Des assises nationales sont donc organisées en fin 2021 avec pour objectifs de faire des propositions. Parmi ces propositions, un délai de 6 mois à 5 ans est proposé pour la durée de restauration de l’autorité du pays . Quand ces assises sont soumises à la table de la communauté sous régionale, celle-ci s’est montrée inflexible et intraitable.
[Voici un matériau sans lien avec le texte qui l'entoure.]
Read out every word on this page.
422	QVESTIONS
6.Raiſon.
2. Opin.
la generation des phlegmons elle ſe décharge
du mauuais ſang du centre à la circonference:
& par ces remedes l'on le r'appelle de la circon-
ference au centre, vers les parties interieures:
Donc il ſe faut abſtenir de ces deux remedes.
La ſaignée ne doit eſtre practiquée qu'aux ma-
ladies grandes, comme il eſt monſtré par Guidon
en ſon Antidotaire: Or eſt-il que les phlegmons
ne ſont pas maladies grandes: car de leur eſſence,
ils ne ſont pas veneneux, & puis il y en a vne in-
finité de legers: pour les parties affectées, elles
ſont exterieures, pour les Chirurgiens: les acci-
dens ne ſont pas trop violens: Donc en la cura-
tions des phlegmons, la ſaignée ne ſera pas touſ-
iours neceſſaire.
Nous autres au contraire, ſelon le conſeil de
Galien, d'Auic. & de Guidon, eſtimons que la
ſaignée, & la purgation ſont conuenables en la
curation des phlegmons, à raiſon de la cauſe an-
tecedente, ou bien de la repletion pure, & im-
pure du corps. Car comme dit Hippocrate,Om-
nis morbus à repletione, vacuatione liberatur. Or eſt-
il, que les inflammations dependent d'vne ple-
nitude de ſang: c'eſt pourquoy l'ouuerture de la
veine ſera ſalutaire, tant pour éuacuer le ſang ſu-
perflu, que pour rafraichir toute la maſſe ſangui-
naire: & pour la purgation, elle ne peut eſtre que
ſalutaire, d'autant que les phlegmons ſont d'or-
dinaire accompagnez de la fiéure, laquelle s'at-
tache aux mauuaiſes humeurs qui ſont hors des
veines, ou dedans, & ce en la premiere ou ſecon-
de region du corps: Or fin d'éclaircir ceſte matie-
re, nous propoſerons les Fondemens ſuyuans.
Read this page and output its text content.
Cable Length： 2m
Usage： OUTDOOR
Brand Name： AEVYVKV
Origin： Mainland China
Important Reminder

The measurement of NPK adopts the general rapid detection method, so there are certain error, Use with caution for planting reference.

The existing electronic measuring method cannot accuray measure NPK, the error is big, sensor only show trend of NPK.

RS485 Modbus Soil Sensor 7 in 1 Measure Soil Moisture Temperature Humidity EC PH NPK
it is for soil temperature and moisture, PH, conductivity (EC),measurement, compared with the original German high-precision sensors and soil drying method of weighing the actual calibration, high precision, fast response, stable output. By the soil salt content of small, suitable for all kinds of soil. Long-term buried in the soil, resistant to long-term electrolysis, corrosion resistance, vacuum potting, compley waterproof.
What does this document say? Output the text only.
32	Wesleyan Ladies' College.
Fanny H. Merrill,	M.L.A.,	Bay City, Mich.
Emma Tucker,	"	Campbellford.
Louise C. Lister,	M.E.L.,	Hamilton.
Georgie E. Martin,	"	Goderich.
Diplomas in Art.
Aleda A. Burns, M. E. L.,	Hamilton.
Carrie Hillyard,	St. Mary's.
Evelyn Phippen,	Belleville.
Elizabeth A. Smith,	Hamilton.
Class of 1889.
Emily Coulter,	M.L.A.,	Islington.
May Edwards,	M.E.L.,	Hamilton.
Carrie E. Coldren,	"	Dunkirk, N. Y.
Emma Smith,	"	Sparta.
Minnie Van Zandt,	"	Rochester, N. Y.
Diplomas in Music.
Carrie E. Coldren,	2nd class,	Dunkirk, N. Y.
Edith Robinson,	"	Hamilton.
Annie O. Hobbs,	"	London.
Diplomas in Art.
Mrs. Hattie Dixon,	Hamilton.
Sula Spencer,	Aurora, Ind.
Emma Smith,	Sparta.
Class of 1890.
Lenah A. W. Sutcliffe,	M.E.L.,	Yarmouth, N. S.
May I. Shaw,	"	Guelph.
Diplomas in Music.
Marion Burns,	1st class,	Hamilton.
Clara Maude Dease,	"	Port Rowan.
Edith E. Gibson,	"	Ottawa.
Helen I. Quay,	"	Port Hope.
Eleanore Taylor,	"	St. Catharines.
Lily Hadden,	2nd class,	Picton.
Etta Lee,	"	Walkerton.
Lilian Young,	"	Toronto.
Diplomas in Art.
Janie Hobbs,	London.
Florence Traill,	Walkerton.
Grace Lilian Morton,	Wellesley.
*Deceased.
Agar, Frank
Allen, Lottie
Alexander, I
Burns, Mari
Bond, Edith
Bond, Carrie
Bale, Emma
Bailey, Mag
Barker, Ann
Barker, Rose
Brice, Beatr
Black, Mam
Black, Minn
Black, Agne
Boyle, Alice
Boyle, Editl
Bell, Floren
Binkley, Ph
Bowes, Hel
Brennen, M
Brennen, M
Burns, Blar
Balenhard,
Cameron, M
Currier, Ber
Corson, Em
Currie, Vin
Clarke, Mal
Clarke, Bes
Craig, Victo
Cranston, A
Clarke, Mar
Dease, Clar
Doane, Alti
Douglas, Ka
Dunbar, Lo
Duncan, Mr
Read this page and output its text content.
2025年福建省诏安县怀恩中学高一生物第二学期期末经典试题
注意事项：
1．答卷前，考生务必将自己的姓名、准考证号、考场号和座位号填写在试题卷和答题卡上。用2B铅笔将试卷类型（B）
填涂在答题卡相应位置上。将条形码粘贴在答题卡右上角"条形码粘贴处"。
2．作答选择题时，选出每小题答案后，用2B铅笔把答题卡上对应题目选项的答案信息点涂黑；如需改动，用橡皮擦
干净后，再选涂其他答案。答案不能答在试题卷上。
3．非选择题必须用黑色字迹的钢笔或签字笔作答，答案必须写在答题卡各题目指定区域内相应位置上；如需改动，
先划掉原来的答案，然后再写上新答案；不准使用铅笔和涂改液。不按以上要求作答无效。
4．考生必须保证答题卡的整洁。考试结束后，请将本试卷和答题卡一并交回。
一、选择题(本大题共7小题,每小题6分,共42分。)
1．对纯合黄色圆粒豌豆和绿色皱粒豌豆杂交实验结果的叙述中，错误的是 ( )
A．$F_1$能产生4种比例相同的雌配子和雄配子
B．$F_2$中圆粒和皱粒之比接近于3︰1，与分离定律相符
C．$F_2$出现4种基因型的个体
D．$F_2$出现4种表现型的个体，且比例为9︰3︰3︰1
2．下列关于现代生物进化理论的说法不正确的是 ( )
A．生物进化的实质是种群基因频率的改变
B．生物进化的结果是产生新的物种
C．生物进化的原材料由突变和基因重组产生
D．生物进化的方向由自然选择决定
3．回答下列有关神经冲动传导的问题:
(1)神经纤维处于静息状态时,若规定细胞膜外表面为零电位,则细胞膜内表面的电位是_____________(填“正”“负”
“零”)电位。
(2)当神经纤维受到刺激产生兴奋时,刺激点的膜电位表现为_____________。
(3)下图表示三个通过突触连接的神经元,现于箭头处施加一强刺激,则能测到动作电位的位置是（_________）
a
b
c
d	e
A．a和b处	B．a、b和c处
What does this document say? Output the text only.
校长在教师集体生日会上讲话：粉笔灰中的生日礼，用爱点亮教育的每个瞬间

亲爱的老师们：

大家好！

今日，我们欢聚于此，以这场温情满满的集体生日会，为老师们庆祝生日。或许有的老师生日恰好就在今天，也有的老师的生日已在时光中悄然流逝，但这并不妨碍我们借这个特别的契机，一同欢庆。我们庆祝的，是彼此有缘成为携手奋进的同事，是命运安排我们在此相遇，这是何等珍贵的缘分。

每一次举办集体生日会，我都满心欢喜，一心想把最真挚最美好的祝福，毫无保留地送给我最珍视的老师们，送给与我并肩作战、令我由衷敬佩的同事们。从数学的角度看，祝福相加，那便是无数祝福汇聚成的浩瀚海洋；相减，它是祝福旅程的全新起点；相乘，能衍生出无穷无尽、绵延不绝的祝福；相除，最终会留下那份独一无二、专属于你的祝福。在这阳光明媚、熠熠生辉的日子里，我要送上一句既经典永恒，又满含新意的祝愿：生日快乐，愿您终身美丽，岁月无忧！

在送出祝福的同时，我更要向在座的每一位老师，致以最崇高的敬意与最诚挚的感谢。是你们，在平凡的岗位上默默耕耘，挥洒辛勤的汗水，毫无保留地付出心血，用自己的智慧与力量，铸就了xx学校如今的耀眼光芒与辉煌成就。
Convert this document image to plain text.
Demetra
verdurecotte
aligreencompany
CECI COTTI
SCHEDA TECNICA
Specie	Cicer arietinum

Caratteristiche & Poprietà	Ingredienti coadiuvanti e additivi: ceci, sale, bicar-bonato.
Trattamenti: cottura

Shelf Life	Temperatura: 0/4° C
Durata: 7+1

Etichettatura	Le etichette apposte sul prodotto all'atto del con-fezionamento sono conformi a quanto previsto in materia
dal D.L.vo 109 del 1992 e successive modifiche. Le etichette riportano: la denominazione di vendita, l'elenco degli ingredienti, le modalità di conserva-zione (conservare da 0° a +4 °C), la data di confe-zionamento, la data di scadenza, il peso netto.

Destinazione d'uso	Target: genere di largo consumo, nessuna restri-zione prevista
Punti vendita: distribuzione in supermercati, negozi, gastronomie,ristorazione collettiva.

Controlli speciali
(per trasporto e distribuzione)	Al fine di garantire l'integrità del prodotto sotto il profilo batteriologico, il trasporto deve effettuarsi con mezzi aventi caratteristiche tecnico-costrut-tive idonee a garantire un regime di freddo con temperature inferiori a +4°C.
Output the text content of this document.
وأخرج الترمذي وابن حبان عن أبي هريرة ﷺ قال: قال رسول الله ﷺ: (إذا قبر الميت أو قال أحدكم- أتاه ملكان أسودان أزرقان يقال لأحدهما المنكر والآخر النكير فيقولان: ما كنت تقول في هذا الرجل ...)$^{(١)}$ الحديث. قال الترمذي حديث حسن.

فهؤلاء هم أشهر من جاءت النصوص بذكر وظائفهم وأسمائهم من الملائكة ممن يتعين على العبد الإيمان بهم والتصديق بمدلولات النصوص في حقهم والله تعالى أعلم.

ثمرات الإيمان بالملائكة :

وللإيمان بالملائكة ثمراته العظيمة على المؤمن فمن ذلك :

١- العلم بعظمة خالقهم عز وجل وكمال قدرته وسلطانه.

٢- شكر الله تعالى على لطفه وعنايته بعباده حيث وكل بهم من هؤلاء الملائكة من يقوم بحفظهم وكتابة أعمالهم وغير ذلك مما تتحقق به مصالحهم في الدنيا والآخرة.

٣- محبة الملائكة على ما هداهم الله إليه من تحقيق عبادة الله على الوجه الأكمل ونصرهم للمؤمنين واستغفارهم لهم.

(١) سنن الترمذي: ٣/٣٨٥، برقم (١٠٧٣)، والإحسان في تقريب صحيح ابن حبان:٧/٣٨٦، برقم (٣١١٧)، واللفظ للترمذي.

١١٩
Au lieu den se mettre à l’écoute de la détresse du peuple malien, cette CEDEAO dirigée par Akuffo-Ado décide leur imposer des sanctions injustifiées le 09 Janvier 2022 .
Face à la volonté française de porter cette sanction à l’ONU deux jours plus tard , nous sommes en droit de nous demander si ce n’est pas la même France qui était derrière ces sanctions. On se souvient qu’elle ne faisait que demander des sanctions à la CEDEAO depuis des mois ! Tout le monde se souvient aussi des agitations de la ministre française des armées Florence Parly sur la présence russe au Mali. Est-elle plus malienne que les maliens ? Nous sommes tentés de nous demander si Florence Parly aime le Mali plus que les Maliens . Tout porte à croire que c’est la France qui a voulu manipuler la CEDEAO pour sanctionner un pays membre.
Ce sont les vétos russes et chinois qui ont empêché ces sanctions de mettre le Mali à terre.
Une géante manifestation est organisée à Bamako le 14 Janvier. Certains affirment qu’elle aurait mobilisé plus de 6 millions de personnes à travers tout le Mali. C’était presque inédit.
Lorsque Jean Yves Le Drian utilise des mots inamicaux pour qualifier le gouvernement malien, les autorités du pays appellent au départ de l’ambassadeur français Joël Meyer.
Suite à la révocation de l’ambassadeur Joël Meyer du Mali , Florence Parly affirme : » La junte Malienne a rompu ses engagements et multiplie ses provocation ». Le colonel MAIGA Abdoulaye, ministre de l’administration du territoire lui répond : » Vous savez nous avons été surpris ces derniers temps d’entendre une fausse accusation de la part du ministre des armées français Florence Parly, accusant les autorités maliennes de faire de la provocation.
Je pense qu’il est très important de rappeler que le Mali tient aujourd’hui au respect de sa souveraineté et nous invitons madame Parly à plus de retenue, à respecter le principe élémentaire de non ingérence dans les affaires intérieures d’un Etat, principe élémentaire des relations internationales. Nous l’invitons également à faire sienne cette pensée de Alfred de Vigny, sur la grandeur du silence. On ne parle pas beaucoup c’est par éducation et compte tenu de notre très grande culture.
Nous ne ferons pas d’affirmations gratuites mais il est très important d’adresser quatre questions au ministre Parly.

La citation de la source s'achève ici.